26th September - 12th October: Autumn Goose Fairs




If thou didst feed on western plains of yore 
Or waddle wide with flat and flabby feet 
Over some Cambrian mountain's plashy moor, 
Or find in farmer's yard a safe retreat 
From gipsy thieves and foxes sly and fleet....

From: 'To a Goose' by Robert Southey (1774-1843)

It’s fair time around the country; Tavistock Fair was last week, Nottingham Goose Fair is this week and Hull Fair next. We’ve heard about Hull Fair before: http://feastsandfestivals.blogspot.co.uk/2010/10/9-october-peep-behind-scenes-of-hull.html but what about these 'goose fairs'?

I was intrigued by the idea of a Goose Fair partly because when I had my first job after I left university, I lived in south London near to an area called Goose Green - still a green oasis in a crowded bit of the city. How did Goose Green get its name?

Green geese are traditionally eaten around Michaelmas at the end of September and they were called ‘green’ because the young geese were fattened on the green shoots of ears of wheat left on the ground after harvest.  The geese that were fattened for Christmas on dried grain ceased to be 'green' and were apparently less delicately flavoured. Every autumn from the twelfth century to Victorian times, thousands of geese were driven to special goose markets, held in places like Nottingham and Tavistock. Goose Green in south London was the place where the geese were fattened for market after their long walk from the country. Note ‘walk’, the geese walked to their destination.

So that got me thinking about how before the train and the internal combustion engine, animals had to be driven to market on foot.
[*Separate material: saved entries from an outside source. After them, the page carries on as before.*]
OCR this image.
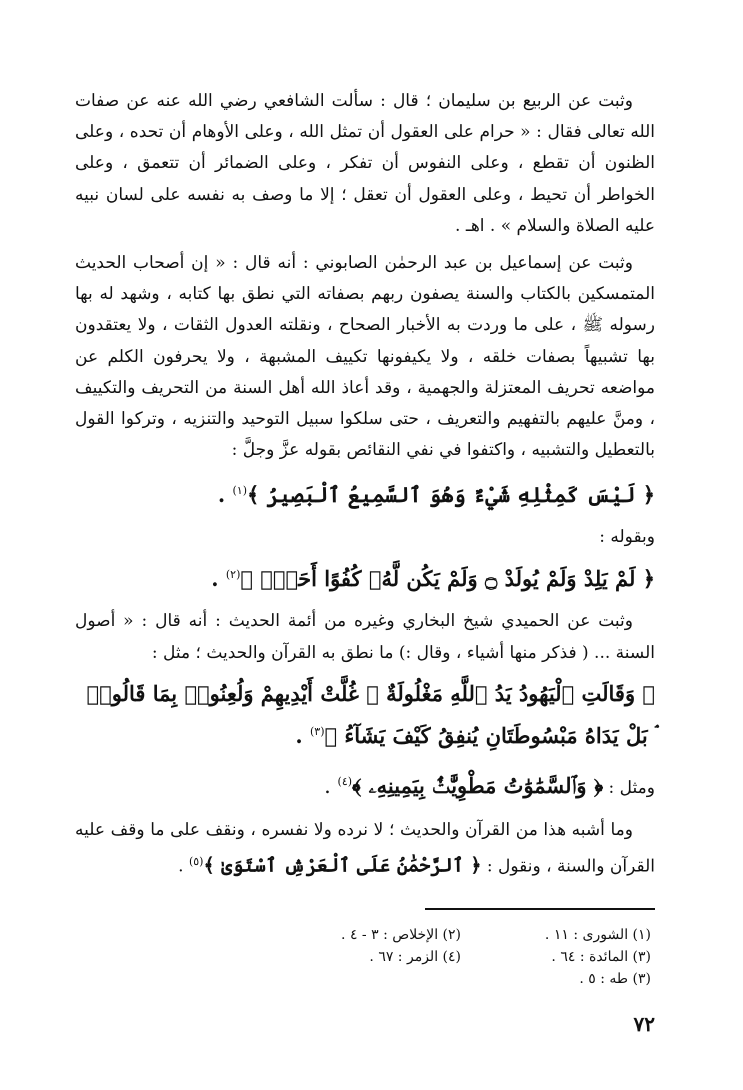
وثبت عن الربيع بن سليمان ؛ قال : سألت الشافعي رضي الله عنه عن صفات الله تعالى فقال : « حرام على العقول أن تمثل الله ، وعلى الأوهام أن تحده ، وعلى الظنون أن تقطع ، وعلى النفوس أن تفكر ، وعلى الضمائر أن تتعمق ، وعلى الخواطر أن تحيط ، وعلى العقول أن تعقل ؛ إلا ما وصف به نفسه على لسان نبيه عليه الصلاة والسلام » . اهـ .

وثبت عن إسماعيل بن عبد الرحمٰن الصابوني : أنه قال : « إن أصحاب الحديث المتمسكين بالكتاب والسنة يصفون ربهم بصفاته التي نطق بها كتابه ، وشهد له بها رسوله ﷺ ، على ما وردت به الأخبار الصحاح ، ونقلته العدول الثقات ، ولا يعتقدون بها تشبيهاً بصفات خلقه ، ولا يكيفونها تكييف المشبهة ، ولا يحرفون الكلم عن مواضعه تحريف المعتزلة والجهمية ، وقد أعاذ الله أهل السنة من التحريف والتكييف ، ومنَّ عليهم بالتفهيم والتعريف ، حتى سلكوا سبيل التوحيد والتنزيه ، وتركوا القول بالتعطيل والتشبيه ، واكتفوا في نفي النقائص بقوله عزَّ وجلَّ :

﴿ لَيْسَ كَمِثْلِهِ شَيْءٌ وَهُوَ ٱلسَّمِيعُ ٱلْبَصِيرُ ﴾$^{(١)}$ .
وبقوله :
﴿ لَمْ يَلِدْ وَلَمْ يُولَدْ ۝ وَلَمْ يَكُن لَّهُۥ كُفُوًا أَحَدٌۢ ﴾$^{(٢)}$ .

وثبت عن الحميدي شيخ البخاري وغيره من أئمة الحديث : أنه قال : « أصول السنة ... ( فذكر منها أشياء ، وقال :) ما نطق به القرآن والحديث ؛ مثل :

﴿ وَقَالَتِ ٱلْيَهُودُ يَدُ ٱللَّهِ مَغْلُولَةٌ ۚ غُلَّتْ أَيْدِيهِمْ وَلُعِنُوا۟ بِمَا قَالُوا۟ ۘ بَلْ يَدَاهُ مَبْسُوطَتَانِ يُنفِقُ كَيْفَ يَشَآءُ ﴾$^{(٣)}$ .
ومثل : ﴿ وَٱلسَّمَٰوَٰتُ مَطْوِيَّٰتٌۢ بِيَمِينِهِۦ ﴾$^{(٤)}$ .

وما أشبه هذا من القرآن والحديث ؛ لا نرده ولا نفسره ، ونقف على ما وقف عليه القرآن والسنة ، ونقول : ﴿ ٱلرَّحْمَٰنُ عَلَى ٱلْعَرْشِ ٱسْتَوَىٰ ﴾$^{(٥)}$ .

(١) الشورى : ١١ .
(٢) الإخلاص : ٣ - ٤ .
(٣) المائدة : ٦٤ .
(٤) الزمر : ٦٧ .
(٣) طه : ٥ .
٧٢
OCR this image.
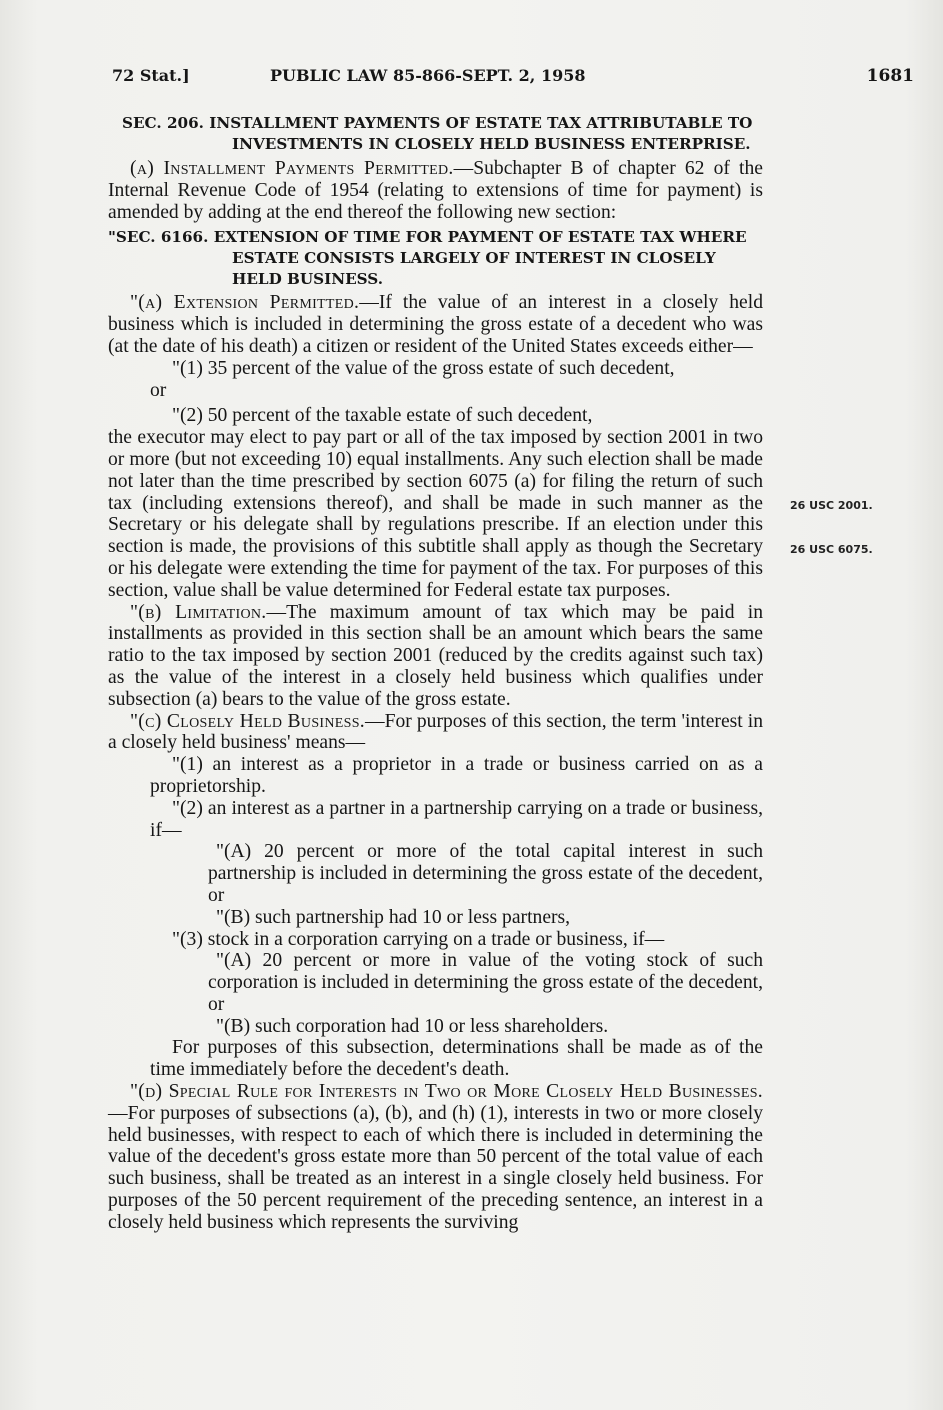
72 Stat.]	PUBLIC LAW 85-866-SEPT. 2, 1958	1681
26 USC 2001.
26 USC 6075.

SEC. 206. INSTALLMENT PAYMENTS OF ESTATE TAX ATTRIBUTABLE TO INVESTMENTS IN CLOSELY HELD BUSINESS ENTERPRISE.

(a) Installment Payments Permitted.—Subchapter B of chapter 62 of the Internal Revenue Code of 1954 (relating to extensions of time for payment) is amended by adding at the end thereof the following new section:

"SEC. 6166. EXTENSION OF TIME FOR PAYMENT OF ESTATE TAX WHERE ESTATE CONSISTS LARGELY OF INTEREST IN CLOSELY HELD BUSINESS.

"(a) Extension Permitted.—If the value of an interest in a closely held business which is included in determining the gross estate of a decedent who was (at the date of his death) a citizen or resident of the United States exceeds either—

"(1) 35 percent of the value of the gross estate of such decedent,

or

"(2) 50 percent of the taxable estate of such decedent,

the executor may elect to pay part or all of the tax imposed by section 2001 in two or more (but not exceeding 10) equal installments. Any such election shall be made not later than the time prescribed by section 6075 (a) for filing the return of such tax (including extensions thereof), and shall be made in such manner as the Secretary or his delegate shall by regulations prescribe. If an election under this section is made, the provisions of this subtitle shall apply as though the Secretary or his delegate were extending the time for payment of the tax. For purposes of this section, value shall be value determined for Federal estate tax purposes.

"(b) Limitation.—The maximum amount of tax which may be paid in installments as provided in this section shall be an amount which bears the same ratio to the tax imposed by section 2001 (reduced by the credits against such tax) as the value of the interest in a closely held business which qualifies under subsection (a) bears to the value of the gross estate.

"(c) Closely Held Business.—For purposes of this section, the term 'interest in a closely held business' means—

"(1) an interest as a proprietor in a trade or business carried on as a proprietorship.

"(2) an interest as a partner in a partnership carrying on a trade or business, if—

"(A) 20 percent or more of the total capital interest in such partnership is included in determining the gross estate of the decedent, or

"(B) such partnership had 10 or less partners,

"(3) stock in a corporation carrying on a trade or business, if—

"(A) 20 percent or more in value of the voting stock of such corporation is included in determining the gross estate of the decedent, or

"(B) such corporation had 10 or less shareholders.

For purposes of this subsection, determinations shall be made as of the time immediately before the decedent's death.

"(d) Special Rule for Interests in Two or More Closely Held Businesses.—For purposes of subsections (a), (b), and (h) (1), interests in two or more closely held businesses, with respect to each of which there is included in determining the value of the decedent's gross estate more than 50 percent of the total value of each such business, shall be treated as an interest in a single closely held business. For purposes of the 50 percent requirement of the preceding sentence, an interest in a closely held business which represents the surviving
The geese fattened on Goose Green would have come from all the way from Kent and were sold at Leadenhall Market in the City of London (which is still very much in use). The Nottingham geese walked from the Lincolnshire Fens, the Tavistock geese from Somerset. In order to protect their feet, the geese were shod and this was done either by putting their feet into little leather boots (really) or by driving the geese through a tray of tar and then a tray of sand.


Illustration from Kate Douglas Wiggin's book 'The Goose Girl'

The different flocks of geese would meet up at given points along the way and them be driven to the markets in huge numbers. I thought when I read this – but all the geese would be mixed up – how did they know which was whose? But of course what happened was that middlemen bought up the geese at the stopping points and it was the middlemen who finally sold them onto the poulterers.

Nottingham’s Goose Fair was established by Charter from Edward I in 1284. The Charter permitted an eight-day fair around St Matthew’s Day and as well as selling green geese, it later became famous as the place to buy cheese. The cheese in question was probably that king of English cheeses – Stilton made just over the border in Leicestershire.


'The Goose Fair: Nottingham' by Arthur Spooner (1873-1962)

In his ‘Tour through the villages of England and Wales’ published in 1724, Daniel Defoe said that Stilton was ‘famous for cheese’ and referred to the cheese as being the English Parmesan. Forty years later there were cheese riots at the Nottingham Goose Fair. Here’s what the National Fairground Archive says about them.

‘In 1764, an increase of a third on the price of cheese.... resulted in outraged customers launching an attack on the stall holders at the fair. Huge cheeses were bowled down the street with the frightened owners following them. Finally the Dragoons had to be sent in to control the mob, after the attempts by the local mayor had resulted in his dignity being flattened by a 100lb cheese.’

If you want a goosey recipe look at the earlier post on Michaelmas. We’re having Stilton.

Stilton and pear tart with pistachios

An 8” shortcrust pastry case, baked blind.
2 eggs
About 175ml single cream
A large Conference or other hard pear
50g chopped pistachios
100g Stilton grated
Black pepper

Beat the eggs with the cream add a couple of grinds of pepper – no salt. Peel the pear and cut into six sections.

Lay the sliced pear into the pastry case in a wheel, narrow part inwards and sprinkle over the grated cheese. Pour in the egg mixture and sprinkle over the pistachios.

Bake at 190c for about 30 - 35 minutes. Serve warm with a watercress salad.


Goosey goosey gander,
Whither shall I wander?
Upstairs and downstairs
And in my lady's chamber.
There I met an old man
Who wouldn't say his prayers,
So I took him by his left leg
And threw him down the stairs.

(Traditional)


1 comment:

Toffeeapple said...

Another smashing post, thank you. I knew about the geese walking to market and about the shoes/tar, but was not aware of the 'middlemen' element of the sales.

I like the picture that you have used, it really seems to have captured the atmosphere.

The tart sounds delicious and if I was able to digest cheese I would certainly make it.